Long story short: Simulation always trades time and space for the ability to control the parameters of your simulation. To simulate the universe, would require something orders of magnitude more massive than the universe.
On the "pro" side, our physical universe is highly quantized: Energy has discrete states, we have a lower bound for measurable space (Planck length, Planck area, Planck volume), we have an upper limit for energy within a given unit of space (Planck energy), we even have a minimum measurable unit of time, Planck Time (bet you didn't see that coming). Current simulation theories commonly assume that if the universe is a simulation, it's modeled on a 4-dimensional grid with individual units Planck units (in both space and time), on an equally spaced grid.
The idea that the universe is an infinite grid of infinitesimal units is not new. This one has been around for a while. More recent theories of space-time that attempt to describe this have moved on to irregular or regular lattices of different polyhedra, such as Weaire-Phelan foam, and/or to higher-dimensional lattices. (Space-filling polyhedra in n-dimensions of n>3 is left an an exercise for the reader.)
But I'm not at all convinced that - even if it was determined that the universe was an orderly array Planck-scale hypercubic cells - we are living on a simulation. Let's look at the issues of simulation.
Simulation involves tradeoffs in space (memory) and time (processing power), and there's two more real-world trade-offs: Size of the computation machinery and ratio of simulation time to real-world time. Let's address these.

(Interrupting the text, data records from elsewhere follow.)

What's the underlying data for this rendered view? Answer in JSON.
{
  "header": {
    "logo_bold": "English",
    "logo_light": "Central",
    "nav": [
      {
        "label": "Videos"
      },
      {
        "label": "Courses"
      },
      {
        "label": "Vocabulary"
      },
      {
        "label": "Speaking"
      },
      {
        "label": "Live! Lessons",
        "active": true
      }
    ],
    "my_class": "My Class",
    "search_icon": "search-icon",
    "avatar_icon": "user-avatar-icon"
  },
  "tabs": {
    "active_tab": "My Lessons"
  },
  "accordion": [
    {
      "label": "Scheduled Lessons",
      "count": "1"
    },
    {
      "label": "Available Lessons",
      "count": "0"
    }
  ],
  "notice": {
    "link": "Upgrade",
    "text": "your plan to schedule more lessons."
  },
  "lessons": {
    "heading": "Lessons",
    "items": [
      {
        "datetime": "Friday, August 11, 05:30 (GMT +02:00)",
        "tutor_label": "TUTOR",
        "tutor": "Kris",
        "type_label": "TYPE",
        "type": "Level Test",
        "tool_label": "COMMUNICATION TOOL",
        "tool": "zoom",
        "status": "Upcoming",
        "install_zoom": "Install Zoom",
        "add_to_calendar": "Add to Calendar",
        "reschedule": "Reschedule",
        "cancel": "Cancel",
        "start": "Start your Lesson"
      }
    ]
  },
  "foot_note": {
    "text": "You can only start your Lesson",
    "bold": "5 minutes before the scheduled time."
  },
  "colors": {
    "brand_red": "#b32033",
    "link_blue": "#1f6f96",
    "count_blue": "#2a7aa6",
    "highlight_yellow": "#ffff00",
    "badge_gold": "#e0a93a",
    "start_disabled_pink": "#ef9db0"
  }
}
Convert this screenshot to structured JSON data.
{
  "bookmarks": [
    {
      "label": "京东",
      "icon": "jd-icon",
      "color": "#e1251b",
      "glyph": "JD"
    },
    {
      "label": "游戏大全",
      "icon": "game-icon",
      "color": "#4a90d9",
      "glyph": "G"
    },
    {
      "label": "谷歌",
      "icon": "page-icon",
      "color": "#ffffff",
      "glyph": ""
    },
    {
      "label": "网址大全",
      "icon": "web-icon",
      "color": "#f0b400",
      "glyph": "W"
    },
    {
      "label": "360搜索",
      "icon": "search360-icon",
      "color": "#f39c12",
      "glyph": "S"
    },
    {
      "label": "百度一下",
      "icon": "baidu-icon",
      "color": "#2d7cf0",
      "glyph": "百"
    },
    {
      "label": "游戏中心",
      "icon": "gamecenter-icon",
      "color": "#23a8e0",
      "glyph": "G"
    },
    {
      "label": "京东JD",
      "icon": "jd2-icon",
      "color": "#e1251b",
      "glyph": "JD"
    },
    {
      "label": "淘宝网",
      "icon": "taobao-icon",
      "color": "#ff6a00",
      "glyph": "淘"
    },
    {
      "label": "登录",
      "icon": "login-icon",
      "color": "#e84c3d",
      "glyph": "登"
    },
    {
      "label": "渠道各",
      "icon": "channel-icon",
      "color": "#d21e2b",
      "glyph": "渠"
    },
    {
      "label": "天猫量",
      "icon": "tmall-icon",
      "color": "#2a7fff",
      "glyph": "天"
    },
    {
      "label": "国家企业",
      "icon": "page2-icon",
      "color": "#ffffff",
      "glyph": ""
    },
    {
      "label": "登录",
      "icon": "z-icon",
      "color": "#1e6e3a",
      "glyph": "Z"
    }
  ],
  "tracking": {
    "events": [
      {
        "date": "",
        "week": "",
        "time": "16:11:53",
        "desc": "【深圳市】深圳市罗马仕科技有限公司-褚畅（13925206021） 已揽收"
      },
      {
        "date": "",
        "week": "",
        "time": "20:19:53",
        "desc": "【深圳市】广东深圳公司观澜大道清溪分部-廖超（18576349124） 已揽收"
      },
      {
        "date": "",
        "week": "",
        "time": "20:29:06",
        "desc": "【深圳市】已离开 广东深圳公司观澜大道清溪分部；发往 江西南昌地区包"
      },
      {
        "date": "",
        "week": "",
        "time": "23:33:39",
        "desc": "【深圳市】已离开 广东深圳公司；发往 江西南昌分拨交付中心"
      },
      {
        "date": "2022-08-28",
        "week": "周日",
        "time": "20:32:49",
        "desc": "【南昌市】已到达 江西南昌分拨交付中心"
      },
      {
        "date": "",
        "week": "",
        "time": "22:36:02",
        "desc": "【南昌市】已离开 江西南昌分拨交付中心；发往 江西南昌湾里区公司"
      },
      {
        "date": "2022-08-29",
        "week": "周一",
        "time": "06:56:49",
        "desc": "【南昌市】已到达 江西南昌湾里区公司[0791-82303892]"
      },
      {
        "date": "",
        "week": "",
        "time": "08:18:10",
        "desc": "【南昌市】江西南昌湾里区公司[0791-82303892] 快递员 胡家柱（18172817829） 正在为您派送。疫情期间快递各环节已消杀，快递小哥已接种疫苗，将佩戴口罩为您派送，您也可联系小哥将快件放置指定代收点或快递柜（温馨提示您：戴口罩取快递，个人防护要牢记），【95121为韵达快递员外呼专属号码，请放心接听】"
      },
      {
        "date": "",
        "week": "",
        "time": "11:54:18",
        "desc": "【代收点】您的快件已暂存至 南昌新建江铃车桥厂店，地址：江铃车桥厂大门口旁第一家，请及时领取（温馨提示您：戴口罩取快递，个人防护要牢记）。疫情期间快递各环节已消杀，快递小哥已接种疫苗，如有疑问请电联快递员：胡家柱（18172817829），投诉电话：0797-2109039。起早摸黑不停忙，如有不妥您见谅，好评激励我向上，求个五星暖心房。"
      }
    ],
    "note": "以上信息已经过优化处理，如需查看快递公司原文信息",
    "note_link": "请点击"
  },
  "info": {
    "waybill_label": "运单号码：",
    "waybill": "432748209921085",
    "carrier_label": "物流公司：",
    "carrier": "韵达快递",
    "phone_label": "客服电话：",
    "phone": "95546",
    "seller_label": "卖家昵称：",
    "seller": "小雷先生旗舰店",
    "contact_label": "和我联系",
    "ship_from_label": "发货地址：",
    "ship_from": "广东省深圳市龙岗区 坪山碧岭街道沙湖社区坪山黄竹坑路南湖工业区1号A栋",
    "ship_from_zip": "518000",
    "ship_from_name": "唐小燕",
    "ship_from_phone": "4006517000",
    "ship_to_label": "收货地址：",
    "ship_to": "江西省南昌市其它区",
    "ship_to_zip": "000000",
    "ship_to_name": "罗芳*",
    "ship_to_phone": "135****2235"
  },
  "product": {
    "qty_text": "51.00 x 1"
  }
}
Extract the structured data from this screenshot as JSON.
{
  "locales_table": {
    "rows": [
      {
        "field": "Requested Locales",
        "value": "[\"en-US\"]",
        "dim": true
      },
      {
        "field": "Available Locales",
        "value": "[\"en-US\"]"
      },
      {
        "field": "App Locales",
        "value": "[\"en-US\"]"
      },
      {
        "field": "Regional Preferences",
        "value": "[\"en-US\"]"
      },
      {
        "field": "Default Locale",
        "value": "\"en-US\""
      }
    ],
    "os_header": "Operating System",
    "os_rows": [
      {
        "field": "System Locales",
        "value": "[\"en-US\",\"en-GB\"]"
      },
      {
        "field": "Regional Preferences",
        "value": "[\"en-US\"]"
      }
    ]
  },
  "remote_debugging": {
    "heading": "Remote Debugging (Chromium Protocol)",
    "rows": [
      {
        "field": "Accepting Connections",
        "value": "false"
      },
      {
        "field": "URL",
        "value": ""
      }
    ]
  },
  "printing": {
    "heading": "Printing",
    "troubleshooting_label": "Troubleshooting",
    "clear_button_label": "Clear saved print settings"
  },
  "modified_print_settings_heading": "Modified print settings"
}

Let's be optimistic here. Let's assume that rather than have the memory for the simulation of the entire grid allocated, the grid is sparse, and the simulation only assigns memory for the particles in the known universe. That's 100,000,000,000,000,000,000,000,000,000,000,000,000,000,000,000,000,000,000,000,000,000,000,000,000,000,000 (or 1x10^80, 1E80 for short) particles, and the memory required for each particle. With any reasonable assumption, any given memory cell must have a mass equivalent to at least 1 fundamental particle, and more likely to be several orders of magnitude larger. That gives us a lower bound of the mass of the entire visible universe for our universe to be a simulation.
What about computation time? There are information-theoretical limits to computation. An ideal quantum computer could store one bit of information in one particle. I have no idea what the resolution or range of numbers should be for quantum states. But I understand that the simplest real particles are believes to be described by 12-14 quantum numbers. Let's pick an arbitrarily high number for resolution, and assign 128 bits. That means the simplest particle would be simulated by 1536-1792 particles. Information theory also tells us that the computational speed of this quantum computer is related to temperature and pressure. I believe the only way you could get anything approaching planck-scale computational rates out of a quantum computer would be in a black hole, but my grasp of information theory is too weak to calculate the ideal computation rate of realistic materials are.
Long story short: Simulation always trades time and space for the ability to control the parameters of your simulation. To simulate the universe, would require something orders of magnitude more massive than the universe.